British Olympic rower Polly Swann was counting down to Tokyo 2020 just days ago. Now she is considering starting her medical career early to help in the battle against the coronavirus.
The 31-year-old, who won a silver medal as part of the women's eight at the 2016 Games in Rio, was looking to go one better in Japan before beginning her new life on the hospital wards.
Swann said this week's decision to postpone the Olympics at least gives athletes clarity after weeks of uncertainty.
The former Edinburgh University student was gearing up to start her foundation programme as a doctor after competing in Japan but she said there were rumours that health chiefs in Scotland could be looking for reinforcements in the next few weeks as Covid-19 takes hold.
"I think I need to make some hard choices," said Swann, who was in a good position to win a place in the women's four.
"The Olympics are my dream and something very personal to me. I want to go and win an Olympic gold medal but also the pressure we're under globally is much bigger than just sport.
"Obviously medicine is a huge passion to me so I feel passionate about having a duty, being a tiny cog in the NHS machine."
The former world and European champion described the postponement of the Games as frustrating but said it meant athletes now had an extra year to prepare to hit their peak.
And she has not given up on her dream, saying the National Health Service is generally supportive of doctors who want to compete at the Olympics.
But she admitted: "It will be tough. I had the perfect solution."
Medical student Imogen Grant, a lightweight sculler, is also coming to terms with having to rejig her plans but remains firmly focused on Tokyo next year.
The Cambridge University student, who was due to restart her medical studies shortly after the end of the Olympics after a two-year hiatus, said the change of dates had not dimmed her desire.
"I had a few hours where I threw the toys out of the pram but ultimately the reason I wanted to be on the GB team was I wanted to go to the Olympics and win a medal," she said. "That dream hasn't changed."
Grant, 24, is relatively new to the sport. She fell into rowing at the start of her university career at Cambridge, attracted by the lure of free drinks as a reward for signing up to a club taster session.

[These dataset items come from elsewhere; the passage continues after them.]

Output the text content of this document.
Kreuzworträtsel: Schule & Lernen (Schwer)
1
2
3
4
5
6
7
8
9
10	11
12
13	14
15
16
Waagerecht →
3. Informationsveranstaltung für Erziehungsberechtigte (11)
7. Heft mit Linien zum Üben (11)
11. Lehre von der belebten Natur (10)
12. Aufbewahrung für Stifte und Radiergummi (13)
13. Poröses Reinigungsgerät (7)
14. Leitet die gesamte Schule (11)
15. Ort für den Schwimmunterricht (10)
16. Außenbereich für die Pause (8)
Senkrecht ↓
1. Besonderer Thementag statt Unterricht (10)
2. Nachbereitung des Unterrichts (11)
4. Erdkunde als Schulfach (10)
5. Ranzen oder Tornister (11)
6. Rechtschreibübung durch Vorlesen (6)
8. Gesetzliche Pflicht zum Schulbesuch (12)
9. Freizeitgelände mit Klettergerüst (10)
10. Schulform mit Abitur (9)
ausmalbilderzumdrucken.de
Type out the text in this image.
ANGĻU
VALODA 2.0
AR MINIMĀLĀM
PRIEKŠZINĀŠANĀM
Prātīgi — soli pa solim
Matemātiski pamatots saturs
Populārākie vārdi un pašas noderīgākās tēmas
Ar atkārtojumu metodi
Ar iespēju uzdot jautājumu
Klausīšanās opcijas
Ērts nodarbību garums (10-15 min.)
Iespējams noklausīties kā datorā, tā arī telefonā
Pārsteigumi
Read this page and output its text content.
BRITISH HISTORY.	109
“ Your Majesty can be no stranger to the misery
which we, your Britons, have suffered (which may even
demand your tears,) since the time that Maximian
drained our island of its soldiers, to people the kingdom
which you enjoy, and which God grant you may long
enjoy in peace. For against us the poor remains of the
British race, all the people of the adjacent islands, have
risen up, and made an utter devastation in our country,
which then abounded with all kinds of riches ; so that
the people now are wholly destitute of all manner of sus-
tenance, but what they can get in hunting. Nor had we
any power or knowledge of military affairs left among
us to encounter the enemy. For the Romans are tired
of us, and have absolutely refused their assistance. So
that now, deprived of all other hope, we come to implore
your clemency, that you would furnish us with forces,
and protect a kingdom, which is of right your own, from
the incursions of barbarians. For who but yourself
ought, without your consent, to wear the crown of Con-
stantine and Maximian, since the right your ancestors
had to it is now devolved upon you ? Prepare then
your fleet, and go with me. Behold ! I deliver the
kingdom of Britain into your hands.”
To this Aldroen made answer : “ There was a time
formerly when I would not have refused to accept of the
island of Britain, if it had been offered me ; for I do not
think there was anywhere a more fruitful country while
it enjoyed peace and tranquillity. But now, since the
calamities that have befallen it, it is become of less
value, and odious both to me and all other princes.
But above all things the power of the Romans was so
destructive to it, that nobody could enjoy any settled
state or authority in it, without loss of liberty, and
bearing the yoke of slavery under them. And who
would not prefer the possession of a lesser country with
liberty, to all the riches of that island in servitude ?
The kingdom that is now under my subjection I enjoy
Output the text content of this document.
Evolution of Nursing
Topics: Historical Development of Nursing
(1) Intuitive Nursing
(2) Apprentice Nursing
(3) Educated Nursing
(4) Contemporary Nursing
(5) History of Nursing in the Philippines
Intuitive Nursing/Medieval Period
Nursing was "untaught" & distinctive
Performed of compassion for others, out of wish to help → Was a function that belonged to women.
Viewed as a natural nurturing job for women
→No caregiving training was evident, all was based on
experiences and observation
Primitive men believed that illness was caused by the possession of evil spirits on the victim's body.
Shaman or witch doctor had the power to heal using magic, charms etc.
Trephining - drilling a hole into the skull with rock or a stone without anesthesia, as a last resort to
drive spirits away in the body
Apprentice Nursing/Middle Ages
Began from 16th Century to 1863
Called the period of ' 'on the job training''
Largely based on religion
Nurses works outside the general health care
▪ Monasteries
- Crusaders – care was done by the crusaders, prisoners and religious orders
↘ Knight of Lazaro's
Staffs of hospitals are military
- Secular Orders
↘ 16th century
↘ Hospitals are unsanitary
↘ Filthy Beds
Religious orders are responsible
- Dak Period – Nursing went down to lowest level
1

She is hoping she can negotiate another year off before she dives back into her medical degree.
Swann and Grant are both training at home now after the closure of the British rowing team's Caversham training base near London on Saturday as a result of the coronavirus.
Swann is back in Edinburgh while Grant is at home in London after a "mad scramble" to borrow equipment from the team base.
The rowers are still being put through their paces remotely by their coaches, who are working with SAS, the official analytics partner of British Rowing, to analyse the data.
The new reality of training in isolation as a result of the coronavirus is a far cry from last month's winter training session in Portugal, where both rowers were put through their paces along with the rest of the women's crew.
Britain has ruled the waves at Olympic rowing events since Beijing 2008 and anticipation was bubbling in the rural setting of Avis, with the athletes pushing their limits in the gym and spending hours on the water.
Swann was firmly established again after stepping away from the sport for a time. She returned to the GB squad last year following the completion of her medical degree.
"I couldn't stop thinking about rowing," she told AFP in Portugal, referring to her time away. "I just started training to see if I still had the drive.
"We obviously did a really fantastic thing in Rio. But I knew that I as an individual could have been better just with injuries and the way that my body was holding up."
Grant is staying positive despite the disruption.
"After our recent training camp our coach said to us 'we're in a really good place but I wish we had another year' and now suddenly we're in that position," she said.
"I want to grasp that opportunity as best I can."